Consequently, each element of zero-based budget is costed, justified and approved on an annual basis, in theory making savings easier to identify and ensuring that spending remains in line with strategic objectives.
The £544,000 being taken from general reserves and handed to the Treasury’s own budget will pay for the next phase of the ZBB project, up to the end of this year.
Specifically, the money will be used to train two or three “ZBB champions” and some other “finance business partners” to train others in the accounting practice. It will also pay for a best-practice guide drawn up by consultants EY and the creating of a “rolling programme” of ZBB that will cover all departments and feed into the Government Plan spanning 2022-2025.

Pictured: The zero-based budgeting project has received financial backing despite many others being shelved because of Covid-19.
This phase of the project is expected to cost £732,000 in total this year, with the remaining £188,000 coming from other programmes and budgets within Treasury. That equates to £183,000 a month for the final four months of the year.
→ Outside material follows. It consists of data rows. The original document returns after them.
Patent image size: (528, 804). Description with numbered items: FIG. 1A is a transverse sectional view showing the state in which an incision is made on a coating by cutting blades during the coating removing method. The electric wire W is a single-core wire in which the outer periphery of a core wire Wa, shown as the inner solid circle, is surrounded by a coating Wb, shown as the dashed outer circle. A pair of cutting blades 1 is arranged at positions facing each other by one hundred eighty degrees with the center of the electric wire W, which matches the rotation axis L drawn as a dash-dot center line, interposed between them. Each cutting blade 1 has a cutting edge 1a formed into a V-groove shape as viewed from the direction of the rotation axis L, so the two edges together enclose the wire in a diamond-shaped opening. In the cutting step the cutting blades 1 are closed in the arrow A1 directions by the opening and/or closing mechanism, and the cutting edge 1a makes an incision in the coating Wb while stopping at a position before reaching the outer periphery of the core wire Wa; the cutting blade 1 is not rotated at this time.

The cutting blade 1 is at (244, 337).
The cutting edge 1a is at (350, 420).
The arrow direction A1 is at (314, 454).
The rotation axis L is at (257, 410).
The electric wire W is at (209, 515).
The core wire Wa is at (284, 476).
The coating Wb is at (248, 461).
The Government concedes that this money is “not expected to give rise to cashable savings”, but it will “enable service improvements and efficiencies which will feed into next annual Government Plan, which covers 2021-2024″.
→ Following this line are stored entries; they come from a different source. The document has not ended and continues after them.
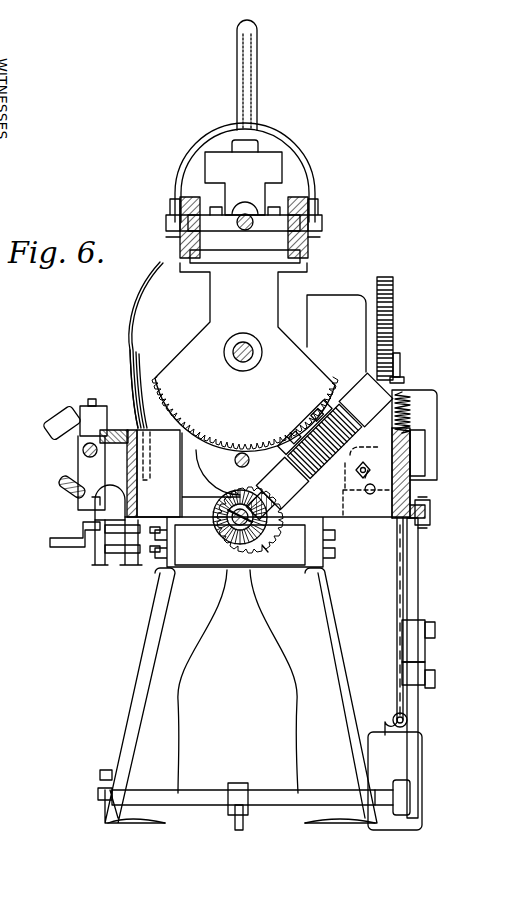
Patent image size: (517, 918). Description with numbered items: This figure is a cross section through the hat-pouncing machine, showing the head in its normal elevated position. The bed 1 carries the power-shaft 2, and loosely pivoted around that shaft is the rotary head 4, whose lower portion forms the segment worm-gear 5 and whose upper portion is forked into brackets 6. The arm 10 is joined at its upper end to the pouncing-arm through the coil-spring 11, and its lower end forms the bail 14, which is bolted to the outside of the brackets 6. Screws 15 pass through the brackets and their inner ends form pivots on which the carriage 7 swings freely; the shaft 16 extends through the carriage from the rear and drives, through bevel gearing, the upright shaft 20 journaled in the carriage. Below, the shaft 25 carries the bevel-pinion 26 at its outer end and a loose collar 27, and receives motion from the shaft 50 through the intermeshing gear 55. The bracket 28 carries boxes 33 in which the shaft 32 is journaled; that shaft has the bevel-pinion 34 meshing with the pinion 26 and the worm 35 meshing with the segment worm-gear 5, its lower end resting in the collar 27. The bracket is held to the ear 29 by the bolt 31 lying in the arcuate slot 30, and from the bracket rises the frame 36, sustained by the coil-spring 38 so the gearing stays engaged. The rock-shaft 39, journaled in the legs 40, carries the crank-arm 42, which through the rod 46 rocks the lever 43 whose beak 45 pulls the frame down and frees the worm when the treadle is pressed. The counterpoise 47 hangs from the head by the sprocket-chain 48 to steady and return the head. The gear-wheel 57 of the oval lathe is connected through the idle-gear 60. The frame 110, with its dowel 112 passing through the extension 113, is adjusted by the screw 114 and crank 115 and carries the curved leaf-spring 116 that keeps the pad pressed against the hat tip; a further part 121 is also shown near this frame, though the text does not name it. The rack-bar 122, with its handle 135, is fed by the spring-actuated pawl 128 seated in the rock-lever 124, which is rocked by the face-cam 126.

The bed 1 is at (126, 428).
The power-shaft 2 is at (236, 346).
The rotary head 4 is at (260, 357).
The segment worm-gear 5 is at (148, 386).
The brackets 6 is at (186, 258).
The carriage 7 is at (258, 172).
The arm 10 is at (250, 76).
The coil-spring 11 is at (238, 79).
The bail 14 is at (288, 140).
The screws 15 is at (183, 218).
The shaft 16 is at (262, 213).
The upright shaft 20 is at (240, 146).
The shaft 25 is at (222, 540).
The bevel-pinion 26 is at (233, 538).
The collar 27 is at (230, 522).
The bracket 28 is at (418, 450).
The ear 29 is at (267, 507).
The arcuate slot 30 is at (370, 490).
The bolt 31 is at (372, 470).
The shaft 32 is at (250, 520).
The boxes 33 is at (316, 449).
The bevel-pinion 34 is at (216, 488).
The worm 35 is at (343, 392).
The frame 36 is at (425, 390).
The coil-spring 38 is at (410, 412).
The rock-shaft 39 is at (198, 792).
The legs 40 is at (241, 695).
The crank-arm 42 is at (417, 712).
The lever 43 is at (410, 572).
The beak 45 is at (418, 462).
The rod 46 is at (425, 656).
The counterpoise 47 is at (395, 781).
The sprocket-chain 48 is at (395, 647).
The shaft 50 is at (235, 460).
The gear 55 is at (262, 546).
The gear-wheel 57 is at (394, 331).
The idle-gear 60 is at (401, 363).
The frame 110 is at (94, 511).
The dowel 112 is at (112, 560).
The extension 113 is at (137, 560).
The screw 114 is at (136, 539).
The crank 115 is at (72, 540).
The leaf-spring 116 is at (132, 330).
The screw 121 is at (60, 488).
The rack-bar 122 is at (83, 450).
The rock-lever 124 is at (82, 407).
The face-cam 126 is at (159, 473).
The spring-actuated pawl 128 is at (100, 394).
The handle 135 is at (52, 412).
The ZBB project began earlier this year in the Treasury itself, but it was put on hold during the covid-19 lockdown. It has been restarted and is now running in the Health and Community Services department.
In order to receive the money from general reserve, the project had to be considered “urgent expenditure in the public interest”.
On Friday, the Government published a progress report six months into its 2020-2023 Government Plan, which revealed a £280m deficit in its finances by the end of this year caused by the covid-19 pandemic.
Although zero-based budgeting has received funding, other projects have been deferred, including an extension to Mont à l’Abbé school and the building of a Vehicle Testing Centre to comply with post-Brexit rules.